La pandemia desaceleró juicios orales en causas por delitos de lesa humanidad
El año pasado, como consecuencia de las medidas de aislamiento social por la pandemia del Covid-19, sólo se iniciaron sólo 9 juicios orales en causas en las que se investigan delitos de lesa humanidad, la cifra más baja de los últimos 13 años.
Estos datos se desprenden de un informe publicado por la Procuraduría de Crímenes contra la Humanidad del Ministerio Público Fiscal a 45 años del golpe de Estado que dio inicio a la última dictadura militar.
“La situación de emergencia sanitaria ha influido en la continuidad de los juicios: de los procesos iniciados previamente al aislamiento (…), 12 tuvieron sentencia y 10 aún continúan en trámite. De los juicios que se iniciaron con posterioridad al decreto, 11 continúan en trámite y 1 obtuvo sentencia”, señala la Procuraduría.

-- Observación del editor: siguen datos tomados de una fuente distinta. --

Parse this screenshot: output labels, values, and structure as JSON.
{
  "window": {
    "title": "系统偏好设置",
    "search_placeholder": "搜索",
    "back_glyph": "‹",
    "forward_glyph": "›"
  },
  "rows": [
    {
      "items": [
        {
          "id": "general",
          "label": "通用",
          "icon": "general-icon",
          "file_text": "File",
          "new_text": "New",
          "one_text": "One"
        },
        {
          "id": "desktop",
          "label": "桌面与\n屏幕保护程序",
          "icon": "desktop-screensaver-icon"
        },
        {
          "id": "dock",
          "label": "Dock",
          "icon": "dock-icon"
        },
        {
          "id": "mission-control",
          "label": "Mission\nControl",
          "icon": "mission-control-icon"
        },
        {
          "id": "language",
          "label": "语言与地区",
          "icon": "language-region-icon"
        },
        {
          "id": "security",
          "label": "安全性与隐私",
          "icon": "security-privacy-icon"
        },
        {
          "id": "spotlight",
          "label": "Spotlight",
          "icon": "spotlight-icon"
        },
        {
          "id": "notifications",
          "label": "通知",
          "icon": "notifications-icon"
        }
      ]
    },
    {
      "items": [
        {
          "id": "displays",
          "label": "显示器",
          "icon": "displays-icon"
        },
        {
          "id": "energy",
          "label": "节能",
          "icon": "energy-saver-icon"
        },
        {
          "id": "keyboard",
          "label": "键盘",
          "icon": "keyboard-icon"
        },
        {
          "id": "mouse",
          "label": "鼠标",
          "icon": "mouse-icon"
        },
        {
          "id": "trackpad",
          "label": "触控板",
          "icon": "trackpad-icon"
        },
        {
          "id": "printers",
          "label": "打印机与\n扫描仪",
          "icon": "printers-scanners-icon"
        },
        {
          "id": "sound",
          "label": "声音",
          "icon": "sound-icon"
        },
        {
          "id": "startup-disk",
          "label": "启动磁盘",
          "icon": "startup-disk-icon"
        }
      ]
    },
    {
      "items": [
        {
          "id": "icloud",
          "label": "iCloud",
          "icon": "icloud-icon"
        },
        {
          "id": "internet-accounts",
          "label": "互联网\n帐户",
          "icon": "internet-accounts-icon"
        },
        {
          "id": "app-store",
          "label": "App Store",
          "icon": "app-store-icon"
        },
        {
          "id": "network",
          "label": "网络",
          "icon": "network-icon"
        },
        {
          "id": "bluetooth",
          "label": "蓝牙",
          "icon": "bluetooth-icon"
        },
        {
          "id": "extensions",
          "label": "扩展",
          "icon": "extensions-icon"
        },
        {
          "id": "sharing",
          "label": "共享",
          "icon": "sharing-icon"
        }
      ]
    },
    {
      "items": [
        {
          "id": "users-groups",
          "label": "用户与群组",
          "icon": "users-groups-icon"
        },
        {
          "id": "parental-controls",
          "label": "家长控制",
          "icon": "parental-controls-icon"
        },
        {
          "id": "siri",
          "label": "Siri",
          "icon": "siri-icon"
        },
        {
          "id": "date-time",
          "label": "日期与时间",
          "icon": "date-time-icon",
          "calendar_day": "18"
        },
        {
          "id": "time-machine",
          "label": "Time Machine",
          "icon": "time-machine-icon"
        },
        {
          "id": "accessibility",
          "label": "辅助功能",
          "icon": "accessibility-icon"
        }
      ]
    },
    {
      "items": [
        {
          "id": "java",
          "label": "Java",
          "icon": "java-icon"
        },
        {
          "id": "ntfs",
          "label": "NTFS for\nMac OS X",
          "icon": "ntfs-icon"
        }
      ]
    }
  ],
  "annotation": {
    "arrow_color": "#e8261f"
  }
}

Mientras tanto, en lo que va de 2021, arrancaron los debates de 5 juicios y se espera un sexto en abril. Para aproximarse a estas cifras hay que irse casi 15 años para atrás: en 2006 se dio inicio a 3 juicios orales en causas de lesa humanidad y en 2007, a 2. Esos son los años en los que se reactivaron los juicios por los crímenes cometidos durante la última dictadura militar, a partir del fallo “Simón” de la Corte Suprema de Justicia de la Nación.
A partir de 2010, se iniciaron más de 20 juicios orales por año, con la excepción de los años 2016 y 2018. El pico se registró en 2017, con 28 juicios orales iniciados.
Son en total 859 personas las que tienen algún tipo de medida privativa de la libertad en su contra. De ese total, 636 (75%) gozan del beneficio de la prisión domiciliaria. “Esta modalidad de detención predomina desde 2016”, señala el informe.
Vale aclarar que, por tratarse de hechos ocurridos hace más de 4 décadas, las personas investigadas tienen una edad avanzada, factor que incide a la hora de conceder el arresto en el hogar, de acuerdo con la Ley 24.660.
Por otro lado, 159 personas (18,5%) se encuentran detenidas en unidades del Servicio Penitenciario. El 7,5% restante entra en la categoría “otras”, que incluye hospitales o dependencias de las fuerzas armadas o de seguridad.